Altını çizerek belirtelim ki “Körlük”, sinemayı daha ziyade kitlesel bir eğlence boyutuyla seven izleyiciler için tahammülü oldukça zor bir film… Ağır ilerleyen temposu, genç izleyiciler için kavranması gerçekten de zor olabilecek kimi metaforik göndermeleri, yakın planda gösterilen “insan dışkıları”ndan “sert bir tecavüz”e uzanan kimi bunaltıcı bölümleri nedeniyle, kesinlikle bir gişe filmi değil bu. Şimdiye kadar kazanmış olduğu 13 ödül ve bir o kadar ödül adaylığı da bu gerçeği değiştirmiyor. O nedenle, hafta sonunda niyeti biraz eğlenmek, biraz heyecanlanmak, biraz da hüzünlenmek olanlar için heybemizde her zevke uygun daha başka örnekler bulunuyor. Sözgelimi, perdede teknolojik gösteriler ve bolca heyecan görmek isteyenlere “Yok Edici-4”ü; biraz serüven ve ağırlıklı olarak da hüzün arayanlara “Aşk Uğruna”yı; bol kanlı korku-gerilim öykülerinden hoşlananlara ise (en azından bazı çekincelerimizi önceden titizlikle belirterek) “Peşinde Ölüm Var”ı önermemiz olası…

Pekiyi, bu dördüncü filmin müşterisi kim olabilir?

Cevap basit… Sinemaseverliği uzun ve meşakkatli bir yolculuk olarak kabul eden, bu yolculuğun ilk aşamalarında karşısına çıkan muhtelif zorluk ve engelleri de (böyle bir maratonun büyük ödülü konumundaki anlamlı bir “öz”e ulaşabilmek için) sabırla aşmayı bilen rafine bir izleyici kitlesi, hiç kuşkusuz ki böylesine “zahmetli” bir filmden de hak ettiği damak tadını alacaktır. Çünkü, uyarlamaya esas teşkil eden prestijli roman gibi, Meirelles'in de aslî derdi ne “dışkı” ne “tecavüz” üzerine film öykü anlatmak… Bütün bu itici, giderek mide bulandırıcı görsel unsurlar, insanlığa ilişkin trajik bir “hâl”in, çöken ahlâkî ve insanî değerlerin tasvirinde kullanılan sert birer enstrümandan daha öte anlam taşımıyor yönetmen için. Doğaldır ki böyle bir sinema dili, sanatçının uygarlık ve uygarlığı oluşturan moral değerlerin çöküşü sorunsalı üzerine hemen bütün filmlerinde gözlenen entelektüel kaygılarını pek de iyi bilmeyenler açısından özellikle bazı bölümleriyle bir hayli yadırgatıcı olabilir.

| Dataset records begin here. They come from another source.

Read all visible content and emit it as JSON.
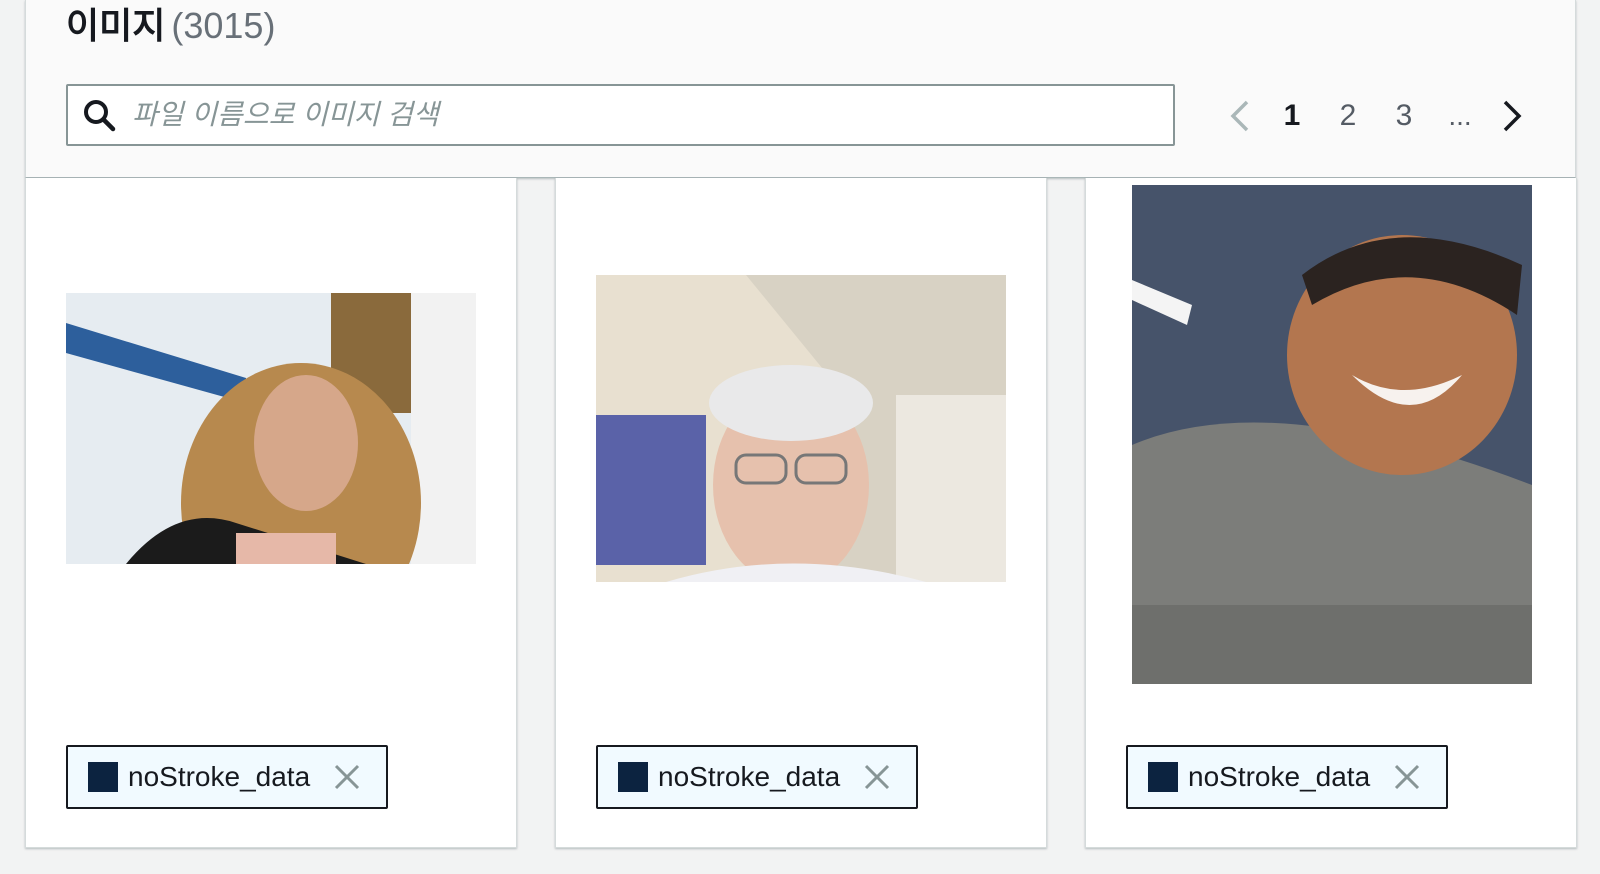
{
  "header": {
    "title": "이미지",
    "count": "(3015)"
  },
  "search": {
    "placeholder": "파일 이름으로 이미지 검색",
    "value": ""
  },
  "pagination": {
    "pages": [
      "1",
      "2",
      "3"
    ],
    "current_page": "1",
    "ellipsis": "..."
  },
  "cards": [
    {
      "tag_label": "noStroke_data",
      "tag_color": "#0c2340",
      "image": "woman-blonde-portrait"
    },
    {
      "tag_label": "noStroke_data",
      "tag_color": "#0c2340",
      "image": "older-man-selfie"
    },
    {
      "tag_label": "noStroke_data",
      "tag_color": "#0c2340",
      "image": "man-smiling-portrait"
    }
  ],
  "icons": {
    "search": "search-icon",
    "prev": "chevron-left-icon",
    "next": "chevron-right-icon",
    "remove_tag": "close-icon"
  }
}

Bu yüzden, her şeye karşın “Gideyim de şu Brezilyalı yönetmenin sinemasını bir keşfedeyim” diye düşünenler, filmin üzerini kaplayan sert kabuğu kırıp içindeki aslî amaca; insan doğasında her zaman sinsi bir biçimde patlama sırasını bekleyen şiddet ve bu şiddetin yayılgan karakteri, yanı sıra da “bakmak” ve “görmek” arasındaki fark üzerine anlamlı mesajlarına ulaşabilmek için yoğun bir çaba göstermek durumunda kalacaklarını peşinen bilmeliler…

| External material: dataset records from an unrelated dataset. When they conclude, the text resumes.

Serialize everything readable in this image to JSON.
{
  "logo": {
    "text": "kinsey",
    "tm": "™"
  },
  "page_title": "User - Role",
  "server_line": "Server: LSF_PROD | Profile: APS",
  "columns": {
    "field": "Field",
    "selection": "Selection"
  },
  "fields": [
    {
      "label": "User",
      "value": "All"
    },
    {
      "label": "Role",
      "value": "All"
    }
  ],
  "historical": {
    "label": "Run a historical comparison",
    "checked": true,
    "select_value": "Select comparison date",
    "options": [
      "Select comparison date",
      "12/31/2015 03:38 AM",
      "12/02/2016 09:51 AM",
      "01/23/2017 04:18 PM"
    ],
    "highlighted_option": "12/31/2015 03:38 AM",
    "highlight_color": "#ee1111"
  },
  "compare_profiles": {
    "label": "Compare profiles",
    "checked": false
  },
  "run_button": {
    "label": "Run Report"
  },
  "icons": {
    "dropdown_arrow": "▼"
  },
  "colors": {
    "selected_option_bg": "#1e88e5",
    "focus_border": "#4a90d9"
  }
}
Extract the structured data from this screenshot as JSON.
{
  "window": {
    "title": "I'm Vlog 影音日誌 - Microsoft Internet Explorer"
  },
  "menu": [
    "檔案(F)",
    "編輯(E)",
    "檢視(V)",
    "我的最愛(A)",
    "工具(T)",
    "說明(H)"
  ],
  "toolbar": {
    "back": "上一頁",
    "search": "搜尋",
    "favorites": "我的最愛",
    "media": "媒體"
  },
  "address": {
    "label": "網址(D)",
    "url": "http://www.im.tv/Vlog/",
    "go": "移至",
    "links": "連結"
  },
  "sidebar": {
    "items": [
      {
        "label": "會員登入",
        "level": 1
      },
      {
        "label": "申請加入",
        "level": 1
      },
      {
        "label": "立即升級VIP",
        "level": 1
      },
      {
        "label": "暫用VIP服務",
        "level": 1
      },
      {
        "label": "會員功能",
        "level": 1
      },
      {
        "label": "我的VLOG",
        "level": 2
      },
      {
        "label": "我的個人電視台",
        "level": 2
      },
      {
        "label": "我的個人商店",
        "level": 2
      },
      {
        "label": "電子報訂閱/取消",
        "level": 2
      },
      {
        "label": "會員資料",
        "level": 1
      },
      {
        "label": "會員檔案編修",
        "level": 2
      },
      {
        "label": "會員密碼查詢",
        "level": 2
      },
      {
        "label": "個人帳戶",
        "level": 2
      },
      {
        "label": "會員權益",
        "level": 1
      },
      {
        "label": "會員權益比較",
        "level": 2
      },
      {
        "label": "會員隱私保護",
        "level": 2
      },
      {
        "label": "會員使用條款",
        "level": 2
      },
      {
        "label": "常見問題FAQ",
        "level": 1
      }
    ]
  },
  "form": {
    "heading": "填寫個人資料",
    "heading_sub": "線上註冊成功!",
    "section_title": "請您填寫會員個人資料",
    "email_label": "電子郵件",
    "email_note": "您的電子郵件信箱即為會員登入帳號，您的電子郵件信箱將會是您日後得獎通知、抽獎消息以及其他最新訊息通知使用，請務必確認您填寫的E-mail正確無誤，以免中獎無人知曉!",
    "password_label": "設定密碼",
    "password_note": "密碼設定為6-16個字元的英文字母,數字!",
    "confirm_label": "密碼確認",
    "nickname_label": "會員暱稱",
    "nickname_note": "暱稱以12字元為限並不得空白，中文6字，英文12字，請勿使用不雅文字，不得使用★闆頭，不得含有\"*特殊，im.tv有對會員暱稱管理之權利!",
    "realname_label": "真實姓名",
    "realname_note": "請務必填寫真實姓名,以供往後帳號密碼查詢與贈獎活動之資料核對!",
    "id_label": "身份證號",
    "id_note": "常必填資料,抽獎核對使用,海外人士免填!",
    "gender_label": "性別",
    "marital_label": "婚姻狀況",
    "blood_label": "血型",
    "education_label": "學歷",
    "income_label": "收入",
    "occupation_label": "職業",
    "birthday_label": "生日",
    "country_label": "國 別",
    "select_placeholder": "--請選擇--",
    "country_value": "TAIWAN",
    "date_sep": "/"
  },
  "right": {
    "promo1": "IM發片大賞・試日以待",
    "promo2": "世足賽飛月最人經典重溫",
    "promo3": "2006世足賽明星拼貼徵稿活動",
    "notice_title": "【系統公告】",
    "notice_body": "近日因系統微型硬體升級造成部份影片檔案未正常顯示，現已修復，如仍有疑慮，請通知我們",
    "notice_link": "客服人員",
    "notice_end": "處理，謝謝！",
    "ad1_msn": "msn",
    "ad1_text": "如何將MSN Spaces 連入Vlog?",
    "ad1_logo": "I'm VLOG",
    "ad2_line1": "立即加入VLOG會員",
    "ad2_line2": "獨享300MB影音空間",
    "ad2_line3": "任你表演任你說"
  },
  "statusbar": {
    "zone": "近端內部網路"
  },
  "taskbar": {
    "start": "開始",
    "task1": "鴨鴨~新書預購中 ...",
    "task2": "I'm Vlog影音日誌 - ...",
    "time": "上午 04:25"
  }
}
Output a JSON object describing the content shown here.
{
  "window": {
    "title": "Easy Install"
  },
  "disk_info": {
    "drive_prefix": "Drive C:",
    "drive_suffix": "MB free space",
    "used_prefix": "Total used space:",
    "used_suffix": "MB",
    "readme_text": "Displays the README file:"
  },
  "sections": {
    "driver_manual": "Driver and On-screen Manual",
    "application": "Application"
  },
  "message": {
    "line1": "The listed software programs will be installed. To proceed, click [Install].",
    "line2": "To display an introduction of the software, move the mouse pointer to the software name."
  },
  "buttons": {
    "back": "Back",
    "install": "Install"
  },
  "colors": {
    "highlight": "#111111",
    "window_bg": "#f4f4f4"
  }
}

Böyle bir tahammülü gösterebilenler; sözgelimi Portekizli yazar José Saramago'nun filmin senaryosuna kaynaklık eden ve Türkiye'de de “Körlük” adıyla yayımlanan romanını daha önce beğeniyle okumuş olanlar, siyasî, felsefî ve ahlâkî metaforlarla bezeli bu sine-uyarlamadan da yaklaşık bir keyif alacaklardır. Sözün burasında, “Körlük”ün uyarlama senaryosunun yazarı Don McKellar'ın aynı zamanda filmde “hırsız” rolünde boy gösterdiğini de küçük bir not olarak düşelim.


Ancak, yok eğer, “Ben kırk yılda bir sinemaya gittiğimde bu kadar zahmete katlanamam arkadaşım, perdede katıksız eğlence görmek isterim” diyen izleyicilerin grubunda yer alıyorsanız, o durumda sizleri de iki saat boyunca yorucu ve dahası -bazı bölümleriyle- rahatsız edici bir gösteri bekliyor demektir.

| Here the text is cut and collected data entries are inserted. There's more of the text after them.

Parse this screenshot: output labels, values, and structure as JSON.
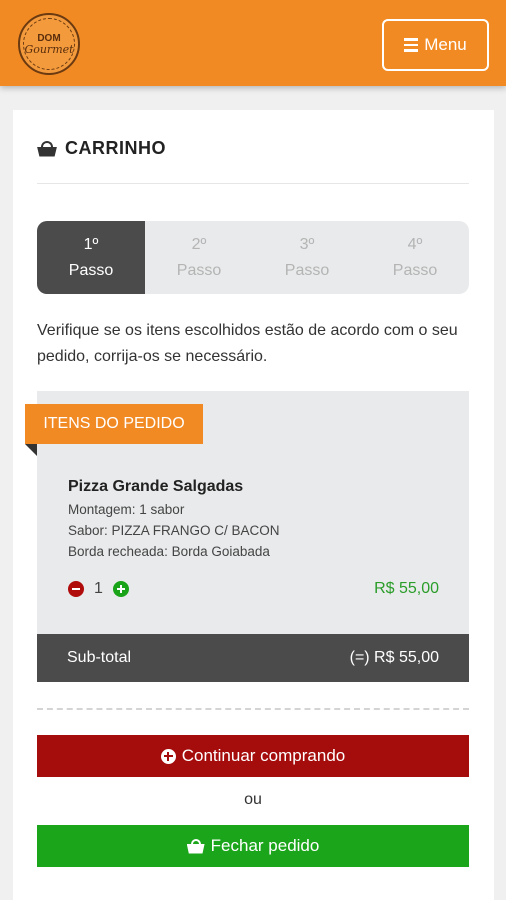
{
  "header": {
    "logo_text_1": "DOM",
    "logo_text_2": "Gourmet",
    "menu_label": "Menu",
    "brand_color": "#f28a24"
  },
  "page": {
    "title": "CARRINHO",
    "title_icon": "basket-icon"
  },
  "steps": [
    {
      "number": "1º",
      "label": "Passo",
      "active": true
    },
    {
      "number": "2º",
      "label": "Passo",
      "active": false
    },
    {
      "number": "3º",
      "label": "Passo",
      "active": false
    },
    {
      "number": "4º",
      "label": "Passo",
      "active": false
    }
  ],
  "instructions": "Verifique se os itens escolhidos estão de acordo com o seu pedido, corrija-os se necessário.",
  "order": {
    "section_label": "ITENS DO PEDIDO",
    "items": [
      {
        "name": "Pizza Grande Salgadas",
        "details": [
          "Montagem: 1 sabor",
          "Sabor: PIZZA FRANGO C/ BACON",
          "Borda recheada: Borda Goiabada"
        ],
        "quantity": "1",
        "price": "R$ 55,00"
      }
    ],
    "subtotal_label": "Sub-total",
    "subtotal_value": "(=) R$ 55,00"
  },
  "actions": {
    "continue_label": "Continuar comprando",
    "or_label": "ou",
    "close_label": "Fechar pedido",
    "continue_color": "#a50c0c",
    "close_color": "#1aa51a"
  }
}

Bu arada, filmlerin internet sitelerindeki tasarımları önemseyenlere de bir diğer not… “Körlük”ün sitesi, filmin konseptine son derece uyan görsel tasarımıyla, bu alanda son yıllarda gördüğüm en başarılı çalışmalardan biri. Bakmadan geçmemek iyi olur.